Nastroje na rynkach akcji wciąż dopisują, a nowe rekordy w USA nie pozostawiają w tej chwili niedźwiedziom wielkiego pola manewru. Wypada spoglądać w górę. Nie jest to w żadnym razie przejawem hurraoptymizmu, ale po prostu realizacją założenia, że zadaniem tradera jest podążaniem za stroną w danej chwili wiodącą. Obecnie przewagę ma popyt, a zatem więcej przemawia za tym, by założyć, że ta przewaga zostanie utrzymana. Naturalnie nie będzie ona trwała wiecznie, ale póki nie widać sygnałów słabości byków, należy uznać, że rynek pozostaje pod ich władaniem.
Indeksy amerykańskie zaliczą nowe rekordy, a japoński indeks Nikkei 225 wyznaczył nowe prawie 30-letnie maksimum.
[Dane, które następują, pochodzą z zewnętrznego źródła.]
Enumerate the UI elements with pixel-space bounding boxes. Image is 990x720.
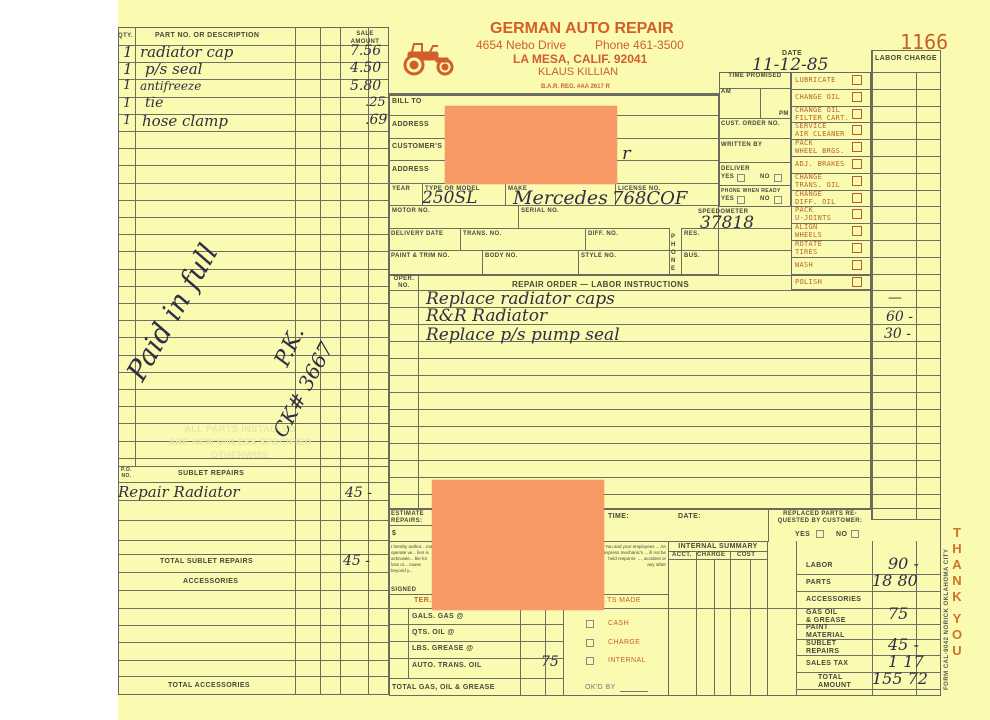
ruled-line bbox=[118, 540, 389, 541]
part-description: hose clamp bbox=[142, 112, 228, 130]
total-row-label: PAINT MATERIAL bbox=[806, 624, 845, 640]
service-checkbox[interactable] bbox=[852, 193, 862, 203]
style-no-label: STYLE NO. bbox=[581, 253, 616, 259]
redaction-sticker-customer bbox=[445, 106, 617, 184]
ruled-line bbox=[791, 257, 941, 258]
speedometer-value: 37818 bbox=[700, 213, 754, 233]
total-row-value: 75 bbox=[888, 604, 908, 623]
labor-charge-value: 30 - bbox=[884, 326, 911, 342]
year-label: YEAR bbox=[392, 186, 410, 192]
labor-charge-value: — bbox=[888, 290, 902, 306]
service-checkbox[interactable] bbox=[852, 260, 862, 270]
shop-city: LA MESA, CALIF. 92041 bbox=[513, 52, 647, 66]
thank-you-text: THANKYOU bbox=[950, 525, 964, 659]
shop-phone: Phone 461-3500 bbox=[595, 38, 684, 52]
part-description: antifreeze bbox=[140, 79, 201, 93]
service-checkbox[interactable] bbox=[852, 109, 862, 119]
acct-header: ACCT. bbox=[672, 552, 692, 558]
diff-no-label: DIFF. NO. bbox=[588, 231, 618, 237]
parts-watermark: ALL PARTS INSTALLED bbox=[140, 424, 340, 434]
ruled-line bbox=[118, 286, 389, 287]
okd-by-label: OK'D BY bbox=[585, 684, 616, 691]
ruled-line bbox=[389, 375, 941, 376]
phone-vertical-label: PHONE bbox=[671, 233, 679, 273]
service-item-label: LUBRICATE bbox=[795, 76, 836, 84]
ruled-line bbox=[389, 460, 941, 461]
time-promised-label: TIME PROMISED bbox=[722, 73, 788, 80]
qts-oil-label: QTS. OIL @ bbox=[412, 629, 455, 636]
replaced-yes-checkbox[interactable] bbox=[816, 530, 824, 538]
am-label: AM bbox=[721, 89, 731, 95]
ruled-line bbox=[796, 689, 941, 690]
internal-checkbox[interactable] bbox=[586, 657, 594, 665]
part-qty: 1 bbox=[123, 60, 133, 78]
gals-gas-label: GALS. GAS @ bbox=[412, 613, 464, 620]
replaced-parts-label: REPLACED PARTS RE-QUESTED BY CUSTOMER: bbox=[770, 511, 870, 525]
part-amount: .69 bbox=[365, 112, 387, 128]
ruled-line bbox=[389, 392, 941, 393]
internal-label: INTERNAL bbox=[608, 657, 646, 664]
service-item-label: CHANGE TRANS. OIL bbox=[795, 173, 840, 189]
sublet-title: SUBLET REPAIRS bbox=[178, 470, 244, 477]
parts-watermark: ARE NEW UNLESS SPECIFIED bbox=[140, 437, 340, 447]
auto-trans-oil-value: 75 bbox=[541, 654, 559, 670]
ruled-line bbox=[118, 372, 389, 373]
part-description: tie bbox=[145, 95, 163, 111]
total-row-label: PARTS bbox=[806, 579, 831, 587]
part-qty: 1 bbox=[123, 96, 131, 111]
total-row-value: 155 72 bbox=[872, 669, 928, 688]
labor-title: REPAIR ORDER — LABOR INSTRUCTIONS bbox=[512, 280, 689, 289]
shop-owner: KLAUS KILLIAN bbox=[538, 66, 618, 78]
ruled-line bbox=[118, 608, 389, 609]
res-label: RES. bbox=[684, 231, 700, 237]
replaced-no-label: NO bbox=[836, 531, 847, 538]
shop-name: GERMAN AUTO REPAIR bbox=[490, 20, 674, 38]
pm-label: PM bbox=[779, 111, 789, 117]
ruled-line bbox=[389, 409, 941, 410]
ruled-line bbox=[118, 676, 389, 677]
total-row-label: SUBLET REPAIRS bbox=[806, 640, 839, 656]
authorization-text-left: I hereby author... may operate ve... lie… bbox=[391, 544, 436, 574]
serial-label: SERIAL NO. bbox=[521, 208, 559, 214]
service-item-label: CHANGE DIFF. OIL bbox=[795, 190, 836, 206]
charge-checkbox[interactable] bbox=[586, 639, 594, 647]
part-qty: 1 bbox=[123, 78, 131, 93]
ruled-line bbox=[118, 269, 389, 270]
total-row-label: ACCESSORIES bbox=[806, 596, 861, 604]
cost-header: COST bbox=[737, 552, 755, 558]
phone-no-checkbox[interactable] bbox=[774, 196, 782, 204]
total-sublet-label: TOTAL SUBLET REPAIRS bbox=[160, 558, 253, 565]
part-description: p/s seal bbox=[145, 60, 202, 78]
part-amount: 7.56 bbox=[350, 43, 381, 59]
delivery-date-label: DELIVERY DATE bbox=[391, 231, 443, 237]
service-checkbox[interactable] bbox=[852, 176, 862, 186]
po-number-label: P.O. NO. bbox=[118, 467, 135, 479]
license-value: 768COF bbox=[612, 188, 687, 209]
customers-label: CUSTOMER'S bbox=[392, 143, 442, 150]
phone-when-ready-label: PHONE WHEN READY bbox=[721, 188, 781, 194]
total-gas-oil-label: TOTAL GAS, OIL & GREASE bbox=[392, 684, 495, 691]
auto-trans-oil-label: AUTO. TRANS. OIL bbox=[412, 662, 482, 669]
bus-label: BUS. bbox=[684, 253, 700, 259]
sublet-description: Repair Radiator bbox=[118, 483, 240, 501]
service-checkbox[interactable] bbox=[852, 75, 862, 85]
estimate-label: ESTIMATE REPAIRS: bbox=[391, 511, 431, 525]
address2-label: ADDRESS bbox=[392, 166, 429, 173]
deliver-no-label: NO bbox=[760, 174, 770, 180]
cash-checkbox[interactable] bbox=[586, 620, 594, 628]
date-label-estimate: DATE: bbox=[678, 513, 701, 520]
ruled-line bbox=[389, 426, 941, 427]
bar-registration: B.A.R. REG. #AA 2617 R bbox=[541, 84, 610, 90]
service-item-label: ROTATE TIRES bbox=[795, 240, 822, 256]
qty-header: QTY. bbox=[118, 33, 133, 39]
service-item-label: SERVICE AIR CLEANER bbox=[795, 122, 845, 138]
part-qty: 1 bbox=[123, 43, 133, 61]
ruled-line bbox=[118, 251, 389, 252]
charge-label: CHARGE bbox=[608, 639, 640, 646]
ruled-line bbox=[118, 572, 389, 573]
ruled-line bbox=[118, 148, 389, 149]
motor-label: MOTOR NO. bbox=[392, 208, 430, 214]
part-amount: .25 bbox=[365, 95, 386, 110]
ruled-line bbox=[118, 660, 389, 661]
internal-summary-title: INTERNAL SUMMARY bbox=[668, 543, 768, 550]
written-by-label: WRITTEN BY bbox=[721, 142, 762, 148]
part-amount: 4.50 bbox=[350, 60, 381, 76]
deliver-yes-label: YES bbox=[721, 174, 734, 180]
redaction-sticker-estimate bbox=[432, 480, 604, 610]
payments-made-label: ...TS MADE bbox=[600, 597, 641, 604]
phone-yes-label: YES bbox=[721, 196, 734, 202]
replaced-yes-label: YES bbox=[795, 531, 810, 538]
service-item-label: ALIGN WHEELS bbox=[795, 223, 822, 239]
service-checkbox[interactable] bbox=[852, 243, 862, 253]
service-item-label: ADJ. BRAKES bbox=[795, 160, 845, 168]
cust-order-label: CUST. ORDER NO. bbox=[721, 121, 780, 127]
parts-watermark: OTHERWISE bbox=[140, 450, 340, 460]
phone-no-label: NO bbox=[760, 196, 770, 202]
authorization-text-right: You and your employees ... An express me… bbox=[602, 544, 666, 568]
service-item-label: PACK WHEEL BRGS. bbox=[795, 139, 845, 155]
total-accessories-label: TOTAL ACCESSORIES bbox=[168, 682, 250, 689]
labor-charge-header: LABOR CHARGE bbox=[873, 55, 939, 63]
part-qty: 1 bbox=[123, 113, 131, 128]
service-item-label: CHANGE OIL FILTER CART. bbox=[795, 106, 849, 122]
make-value: Mercedes bbox=[513, 187, 608, 209]
antique-car-icon bbox=[400, 40, 458, 76]
address-label: ADDRESS bbox=[392, 121, 429, 128]
sublet-amount: 45 - bbox=[345, 485, 372, 501]
charge-header: CHARGE bbox=[697, 552, 725, 558]
ruled-line bbox=[118, 217, 389, 218]
service-checkbox[interactable] bbox=[852, 209, 862, 219]
ruled-line bbox=[118, 590, 389, 591]
ruled-line bbox=[389, 358, 941, 359]
total-row-value: 18 80 bbox=[872, 571, 918, 590]
ruled-line bbox=[118, 131, 389, 132]
ruled-line bbox=[118, 389, 389, 390]
ruled-line bbox=[118, 625, 389, 626]
signed-label: SIGNED bbox=[391, 587, 416, 593]
total-row-label: SALES TAX bbox=[806, 660, 848, 668]
shop-address: 4654 Nebo Drive bbox=[476, 38, 566, 52]
service-checkbox[interactable] bbox=[852, 142, 862, 152]
ruled-line bbox=[389, 477, 941, 478]
service-checkbox[interactable] bbox=[852, 226, 862, 236]
ruled-line bbox=[118, 200, 389, 201]
total-row-label: LABOR bbox=[806, 562, 833, 570]
ruled-line bbox=[791, 156, 941, 157]
internal-summary bbox=[668, 541, 768, 696]
service-checkbox[interactable] bbox=[852, 125, 862, 135]
service-checkbox[interactable] bbox=[852, 159, 862, 169]
service-item-label: PACK U-JOINTS bbox=[795, 206, 831, 222]
ruled-line bbox=[796, 591, 941, 592]
lbs-grease-label: LBS. GREASE @ bbox=[412, 645, 473, 652]
time-label: TIME: bbox=[608, 513, 629, 520]
deliver-no-checkbox[interactable] bbox=[774, 174, 782, 182]
replaced-no-checkbox[interactable] bbox=[851, 530, 859, 538]
cash-label: CASH bbox=[608, 620, 629, 627]
trans-no-label: TRANS. NO. bbox=[463, 231, 502, 237]
ruled-line bbox=[791, 89, 941, 90]
service-item-label: CHANGE OIL bbox=[795, 93, 840, 101]
phone-yes-checkbox[interactable] bbox=[737, 196, 745, 204]
part-amount: 5.80 bbox=[350, 78, 381, 94]
bill-to-label: BILL TO bbox=[392, 98, 422, 105]
service-checkbox[interactable] bbox=[852, 92, 862, 102]
ruled-line bbox=[118, 165, 389, 166]
part-description: radiator cap bbox=[140, 43, 233, 61]
accessories-title: ACCESSORIES bbox=[183, 578, 238, 585]
ruled-line bbox=[118, 234, 389, 235]
customer-name-partial: r bbox=[622, 143, 631, 164]
labor-charge-column bbox=[871, 50, 941, 520]
service-item-label: WASH bbox=[795, 261, 813, 269]
oper-no-label: OPER. NO. bbox=[390, 276, 418, 290]
total-row-label: GAS OIL & GREASE bbox=[806, 609, 846, 625]
total-sublet-value: 45 - bbox=[343, 553, 370, 569]
ruled-line bbox=[118, 406, 389, 407]
body-no-label: BODY NO. bbox=[485, 253, 518, 259]
deliver-label: DELIVER bbox=[721, 166, 750, 172]
labor-instruction: Replace p/s pump seal bbox=[426, 325, 620, 345]
labor-instruction: R&R Radiator bbox=[426, 306, 547, 326]
labor-charge-value: 60 - bbox=[886, 309, 913, 325]
ruled-line bbox=[796, 574, 941, 575]
model-value: 250SL bbox=[422, 188, 477, 208]
ruled-line bbox=[118, 183, 389, 184]
ruled-line bbox=[118, 642, 389, 643]
ruled-line bbox=[389, 443, 941, 444]
total-row-label: TOTAL AMOUNT bbox=[818, 674, 851, 690]
deliver-yes-checkbox[interactable] bbox=[737, 174, 745, 182]
paint-trim-label: PAINT & TRIM NO. bbox=[391, 253, 450, 259]
description-header: PART NO. OR DESCRIPTION bbox=[155, 32, 259, 39]
estimate-dollar: $ bbox=[392, 530, 396, 537]
ruled-line bbox=[118, 520, 389, 521]
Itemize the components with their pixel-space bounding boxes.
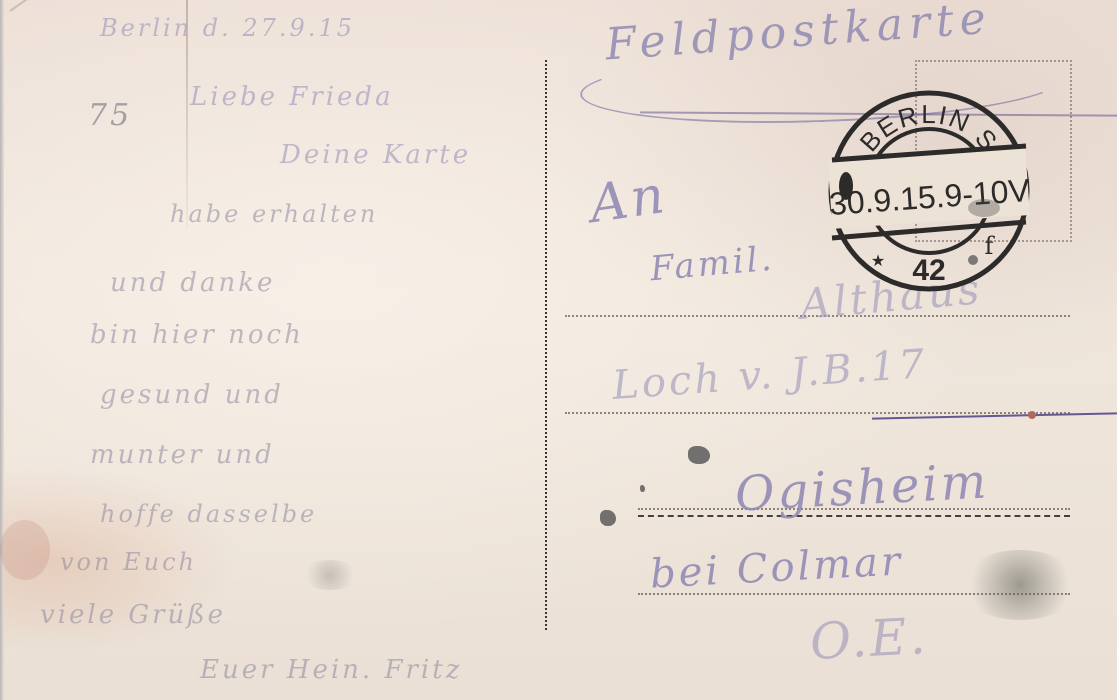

W Tokio indeks znalazł się na poziomie widzianym ostatnio w kwietniu 1991 r. Warto pamiętać, że w tym wypadku rekord padł 29 grudnia 1989 r., gdy rynek osiągnął 38915,87. Można śmiało przyjąć, że nowe 30-letnie maksimum to wydarzenie porównywalne z rekordami na Wall Street.
Dobre nastroje pomagają także indeksom w Europie. Tu także ceny rosną, a kontrakt CFD na niemiecki DAX zalicza nowe historyczne rekordy. W jego przypadku nadal obowiązuje założenie, że dopiero spadek pod poziom 13000 pkt. byłby pierwszym sygnałem niepokojącym. Doszłoby wtedy do negacji ostatniego ruchu wzrostowego.
Dziś w kalendarzu makro mamy praktycznie tylko jedną istotną publikację, choć zapewne bez wpływu na wyceny na rynkach. O 15:00 pojawi się informacja o zmianie cen amerykańskich nieruchomości. Ostatnio tamtejszy rynek wydaje się coraz bardziej rozgrzewać. Duży popyt przy niskiej wciąż podaży. W rezultacie ceny się podnoszą, a tempo wzrostu przyspiesza. Obecnie szacuje się, że w październiku wzrost wyniósł 6.9 proc. (na bazie danych z 20 metropolii). Problemy w tym segmencie byłyby zwiastunem problemów w gospodarce. Na razie rynek nieruchomości ich nie zwiastuje.
Wzrosty na rynkach akcji nie przekładają się dziś na poprawę wyceny ropy. Ropa w wersji WTI utrzymuje swoją wycenę w pobliżu 48 dolarów za baryłkę, a więc nieco poniżej wczorajszego szczytu przy 49 dolarach. Złoto także nie poddaje się mocniejszym zmianom. Cena uncji waha się w pobliżu 1875 dolarów, a więc nadal nad wsparciem na 1860. Na rynku walutowym nieznacznie słabnie USD, co podnosi EURUSD do 1.2250 i pomaga w odbiciu GBPUSD do 1.3500. AUDUSD podtrzymuje wysokie poziomy przy 0.7600. USDJPY próbuje wyjść nad 103.6, ale nadal bez skutku. USDCAD jest tuż nad 1.2800.